Crabbox still uses OpenSSH and per-lease SSH keys over the selected host. Tailscale SSH, Serve, Funnel, and direct VNC binding are not part of managed lease support.

Sync Looks Wrong

Symptoms:

  • changed-test detection sees the wrong base;
  • deleted files unexpectedly appear remotely;
  • sync aborts on mass tracked deletions.
  • sync warns or fails before rsync because the candidate tree is too large.

Checks:

git status --short
git ls-files --cached --others --exclude-standard | wc -l
bin/crabbox run --id cbx_... -- git status --short
bin/crabbox run --id cbx_... --sync-only --debug

Fixes:

  • commit, stash, or intentionally keep local deletions before syncing;
  • add generated directories to .gitignore or .crabbox.yaml sync.exclude;
  • keep .git, build caches, and package caches out of the repo source tree;
  • use --force-sync-large only after verifying the candidate file count and bytes are expected;
  • check repo-local .crabbox.yaml sync excludes;
  • rerun without relying on the sync fingerprint after large tree changes;
  • verify base-ref hydration in repo config.

Sync Stalls Or Times Out

Symptoms:

  • rsync prints little output for a long time;
  • rsync timed out after ...;
  • a local cache directory made the first sync unexpectedly huge.

Checks:

bin/crabbox config show
bin/crabbox run --id cbx_... --sync-only --debug

Fixes:

  • inspect the printed sync candidate estimate before retrying;
  • lower sync.timeout for quick failure in agent loops, or raise it for intentionally large source transfers;
  • tune sync.warnFiles, sync.warnBytes, sync.failFiles, and sync.failBytes in repo config;
  • stop and warm a fresh lease if the remote workspace looks corrupted.

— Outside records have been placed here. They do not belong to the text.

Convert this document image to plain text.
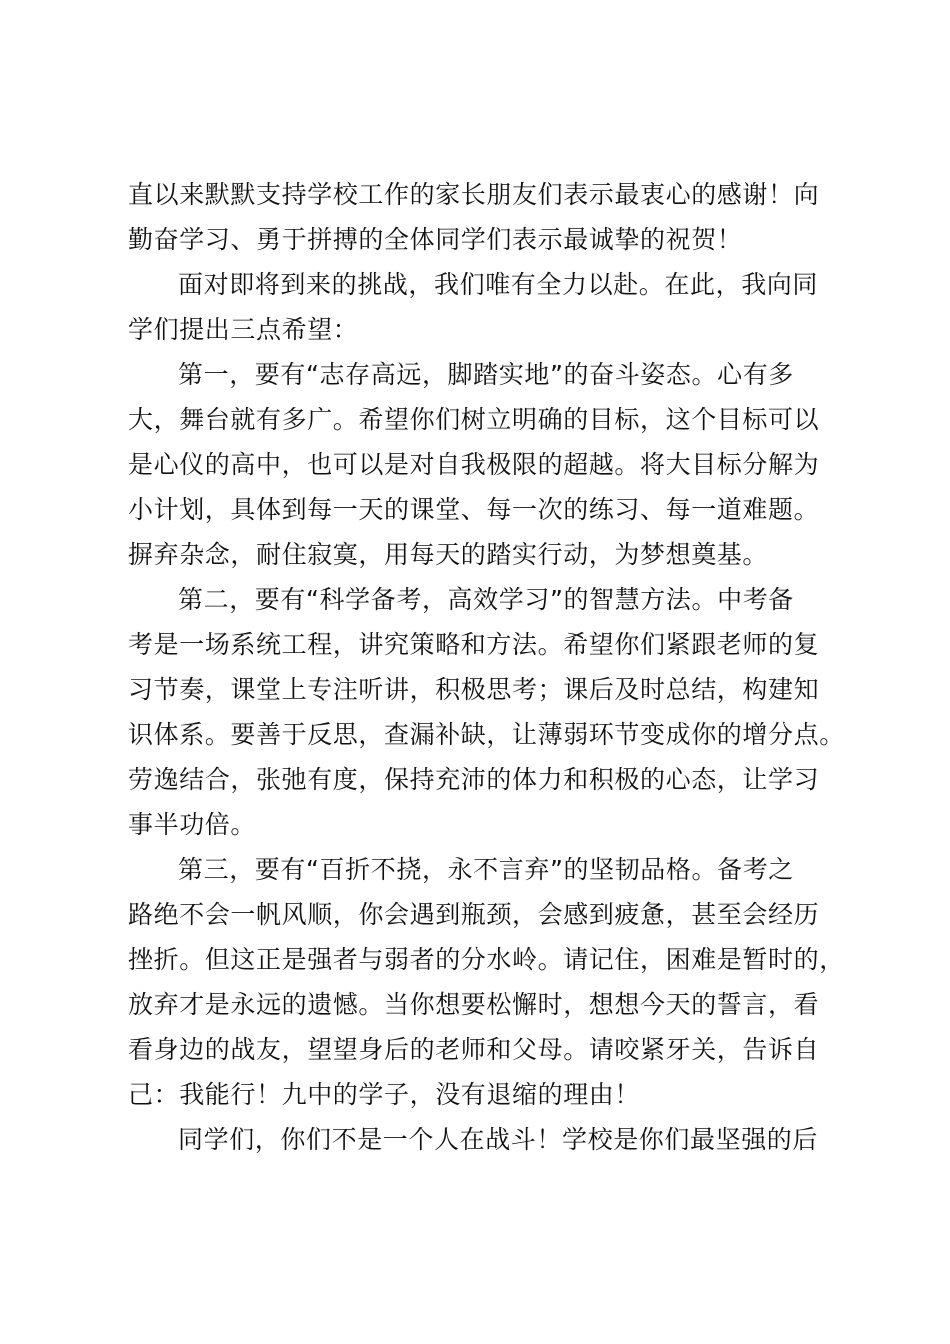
直以来默默支持学校工作的家长朋友们表示最衷心的感谢！向
勤奋学习、勇于拼搏的全体同学们表示最诚挚的祝贺！
面对即将到来的挑战，我们唯有全力以赴。在此，我向同
学们提出三点希望：
第一，要有“志存高远，脚踏实地”的奋斗姿态。心有多
大，舞台就有多广。希望你们树立明确的目标，这个目标可以
是心仪的高中，也可以是对自我极限的超越。将大目标分解为
小计划，具体到每一天的课堂、每一次的练习、每一道难题。
摒弃杂念，耐住寂寞，用每天的踏实行动，为梦想奠基。
第二，要有“科学备考，高效学习”的智慧方法。中考备
考是一场系统工程，讲究策略和方法。希望你们紧跟老师的复
习节奏，课堂上专注听讲，积极思考；课后及时总结，构建知
识体系。要善于反思，查漏补缺，让薄弱环节变成你的增分点。
劳逸结合，张弛有度，保持充沛的体力和积极的心态，让学习
事半功倍。
第三，要有“百折不挠，永不言弃”的坚韧品格。备考之
路绝不会一帆风顺，你会遇到瓶颈，会感到疲惫，甚至会经历
挫折。但这正是强者与弱者的分水岭。请记住，困难是暂时的，
放弃才是永远的遗憾。当你想要松懈时，想想今天的誓言，看
看身边的战友，望望身后的老师和父母。请咬紧牙关，告诉自
己：我能行！九中的学子，没有退缩的理由！
同学们，你们不是一个人在战斗！学校是你们最坚强的后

Actions Hydration Times Out

Symptoms:

  • crabbox actions hydrate dispatches a run but never sees the ready marker;
  • later crabbox run --id does not enter the expected Actions workspace.

Checks:

bin/crabbox actions hydrate --id blue-lobster
bin/crabbox inspect --id blue-lobster --json

Fixes:

  • open the workflow run URL and find the failed setup step;
  • ensure the generated workflow writes the ready marker;
  • confirm the workflow has permission to register or use the runner;
  • keep secrets inside the workflow and only write non-secret handoff data.

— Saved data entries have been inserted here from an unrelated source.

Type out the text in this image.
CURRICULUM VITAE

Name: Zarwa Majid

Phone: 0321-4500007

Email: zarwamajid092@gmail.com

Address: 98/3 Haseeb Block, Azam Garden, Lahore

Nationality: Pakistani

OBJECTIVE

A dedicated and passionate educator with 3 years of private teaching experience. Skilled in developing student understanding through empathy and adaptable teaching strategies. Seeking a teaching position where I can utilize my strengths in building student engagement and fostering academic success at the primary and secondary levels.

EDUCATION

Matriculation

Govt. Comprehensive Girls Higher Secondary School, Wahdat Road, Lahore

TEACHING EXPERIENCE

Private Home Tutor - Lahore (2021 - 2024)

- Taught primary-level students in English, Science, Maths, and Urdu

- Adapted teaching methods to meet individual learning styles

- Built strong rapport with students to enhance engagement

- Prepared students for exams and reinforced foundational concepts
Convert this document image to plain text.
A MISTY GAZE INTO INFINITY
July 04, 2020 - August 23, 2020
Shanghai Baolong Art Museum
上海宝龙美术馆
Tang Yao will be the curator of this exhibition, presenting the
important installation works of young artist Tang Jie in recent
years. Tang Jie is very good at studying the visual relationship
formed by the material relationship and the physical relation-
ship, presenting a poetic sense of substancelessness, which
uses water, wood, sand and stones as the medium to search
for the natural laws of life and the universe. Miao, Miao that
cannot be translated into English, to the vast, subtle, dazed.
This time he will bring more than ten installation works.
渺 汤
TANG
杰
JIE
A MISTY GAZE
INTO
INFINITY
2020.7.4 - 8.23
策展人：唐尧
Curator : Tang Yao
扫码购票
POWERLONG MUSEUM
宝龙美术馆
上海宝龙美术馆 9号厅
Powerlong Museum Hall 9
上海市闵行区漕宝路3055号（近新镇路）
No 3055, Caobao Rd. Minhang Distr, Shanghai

Docs Site Fails To Publish

Symptoms:

  • Pages workflow fails during Pages setup;
  • local docs build succeeds.

Checks:

npm run docs:check
gh run list --workflow pages.yml

Fixes:

  • enable GitHub Pages for the repository or organization;
  • rerun the Pages workflow after Pages is allowed;
  • keep Markdown links relative so the static builder can rewrite them.
  • fix broken internal Markdown links before checking whether Pages itself is down.